3/26/2022
KBJ Confirmation Questions Show Republicans Willing to Throw Out Vast Swaths of Civil Rights Law
Rounduptags: Supreme Court, Senate, judiciary, Ketanji Brown Jackson
Heather Cox Richardson teaches nineteenth-century American history at Boston College. Her early work focused on the transformation of political ideology from the Civil War to the presidency of Theodore Roosevelt. It examined issues of race, economics, westward expansion, and the construction of the concept of an American middle class. Her history of the Republican Party, To Make Men Free (2014) examines the fundamental tensions in American politics from the time of the Northwest Ordinance to the present.
In confirmation hearings this week for her elevation to a Supreme Court seat, the highly qualified and well-respected Judge Ketanji Brown Jackson endured vicious attacks from Republicans on the Senate Judiciary Committee, who vow to reject her confirmation despite the fact that her record is stronger than those of recent Republican nominees and that 58% of Americans want her to be confirmed. (In contrast, only 42% of Americans wanted Justice Amy Coney Barrett confirmed.)

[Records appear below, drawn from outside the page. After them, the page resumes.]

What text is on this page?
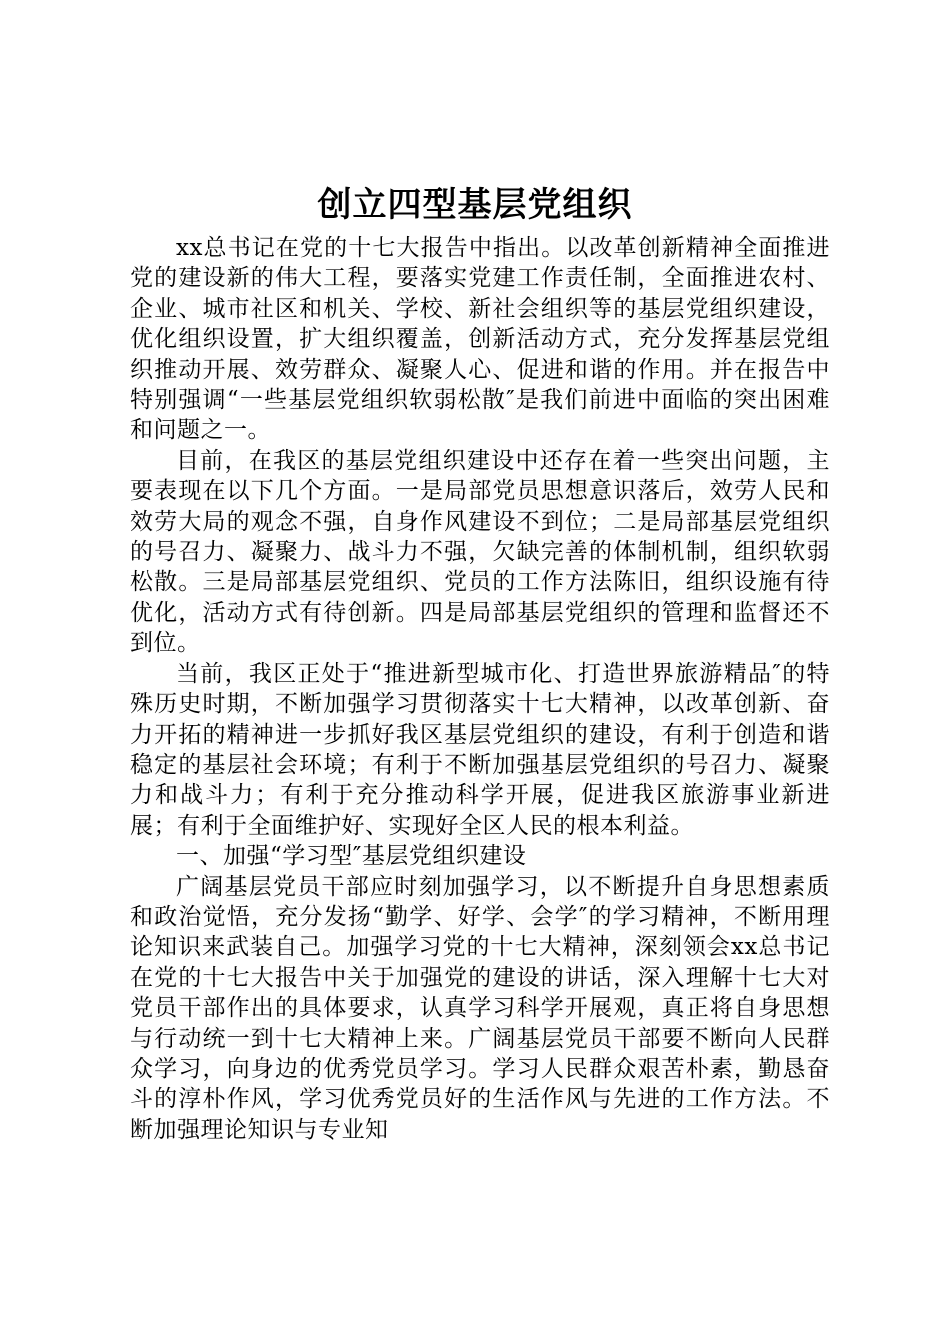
创立四型基层党组织

xx总书记在党的十七大报告中指出。以改革创新精神全面推进党的建设新的伟大工程，要落实党建工作责任制，全面推进农村、企业、城市社区和机关、学校、新社会组织等的基层党组织建设，优化组织设置，扩大组织覆盖，创新活动方式，充分发挥基层党组织推动开展、效劳群众、凝聚人心、促进和谐的作用。并在报告中特别强调“一些基层党组织软弱松散″是我们前进中面临的突出困难和问题之一。

目前，在我区的基层党组织建设中还存在着一些突出问题，主要表现在以下几个方面。一是局部党员思想意识落后，效劳人民和效劳大局的观念不强，自身作风建设不到位；二是局部基层党组织的号召力、凝聚力、战斗力不强，欠缺完善的体制机制，组织软弱松散。三是局部基层党组织、党员的工作方法陈旧，组织设施有待优化，活动方式有待创新。四是局部基层党组织的管理和监督还不到位。

当前，我区正处于“推进新型城市化、打造世界旅游精品″的特殊历史时期，不断加强学习贯彻落实十七大精神，以改革创新、奋力开拓的精神进一步抓好我区基层党组织的建设，有利于创造和谐稳定的基层社会环境；有利于不断加强基层党组织的号召力、凝聚力和战斗力；有利于充分推动科学开展，促进我区旅游事业新进展；有利于全面维护好、实现好全区人民的根本利益。

一、加强“学习型″基层党组织建设

广阔基层党员干部应时刻加强学习，以不断提升自身思想素质和政治觉悟，充分发扬“勤学、好学、会学″的学习精神，不断用理论知识来武装自己。加强学习党的十七大精神，深刻领会xx总书记在党的十七大报告中关于加强党的建设的讲话，深入理解十七大对党员干部作出的具体要求，认真学习科学开展观，真正将自身思想与行动统一到十七大精神上来。广阔基层党员干部要不断向人民群众学习，向身边的优秀党员学习。学习人民群众艰苦朴素，勤恳奋斗的淳朴作风，学习优秀党员好的生活作风与先进的工作方法。不断加强理论知识与专业知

Senator Ben Sasse (R-NE) explained: “Judge Jackson has impeccable credentials and a deep knowledge of the law,” but she “refused to embrace” the judicial philosophy of originalism, which would unravel the 1973 Roe v. Wade decision protecting abortion rights, as well as most of the other civil rights protected since the 1950s.
Indeed, the hearings inspired Republicans to challenge many of the civil rights decisions that most Americans believe are settled law, that is, something so deeply woven into our legal system that it is no longer reasonably open to argument. The rights Republicans challenged this week included the right to use birth control, access abortion, marry across racial lines, and marry a same-sex partner.
These rights, which previous Supreme Courts said are guaranteed by our Constitution, are enormously popular. Seventy percent of Americans support same-sex marriage. Eighty-nine percent of Americans in 2012 thought birth control was morally acceptable, and the Centers for Disease Control and Prevention reported that as of 2008, 99% of sexually active American women use birth control in their lifetimes. Even the right to abortion remains popular. According to a 2021 Pew poll, 59% of Americans believe it should be legal in most or all cases.
So how do today’s Republicans square overturning these established rights with the fact that we live in a democracy, in which the majority should rule, so long as it does not crush a minority?